Los oficiales acá no pueden ir a un restaurante en sus días de descanso, algunos comercios los tienen vedados para comprar alimentos y si sus familias los visitan, son también atacadas, amenazadas y, en algunos casos, asesinadas.
Por BBC
Las comisarías están protegidas con mallas y sacos de arena cual búnker de guerra, tienen las ventanas selladas con cemento o ladrillos y en sus paredes húmedas y descascaradas destacan los balazos de recientes tiroteos.
Confinados, los uniformados pasan sus días custodiando la base desde pequeños agujeros panópticos. Anhelan salir de una zona a la que, según conocedores de la lógica policial, solo pudieron haber sido asignados producto de un castigo.

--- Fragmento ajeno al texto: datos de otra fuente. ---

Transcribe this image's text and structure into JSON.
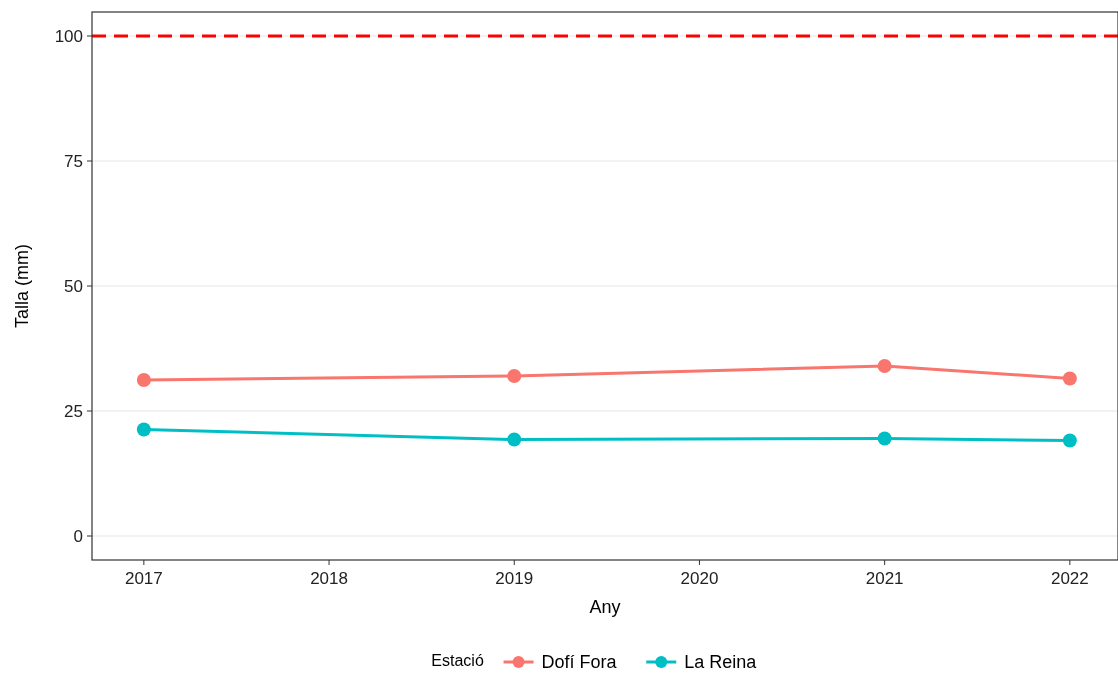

“Esto es un infierno, no podemos salir”, dice un oficial. “Esto es crónica de una muerte anunciada”, señala otro. Y uno más: “Para mí la prioridad acá es acabar con el periodo que me asignaron y, claro, salir vivo de esto”.
Tibú es la puerta de entrada al Catatumbo, una vasta región de selvas, montañas y humedales que comparten Colombia y Venezuela donde la producción de cocaína goza de un nuevo auge y los grupos armados se han fragmentado y proliferado.
Hace un mes, el asesinato de dos jóvenes venezolanos que fueron encontrados robando pantalones puso el foco nacional en este municipio de 40.000 habitantes.
El miedo que se vivió acá en el peor momento de la guerra, los años 90, parece resurgir a medida que el narcotráfico se reinventa y la paz firmada por el Estado y la guerrilla en 2016 muestra sus grietas.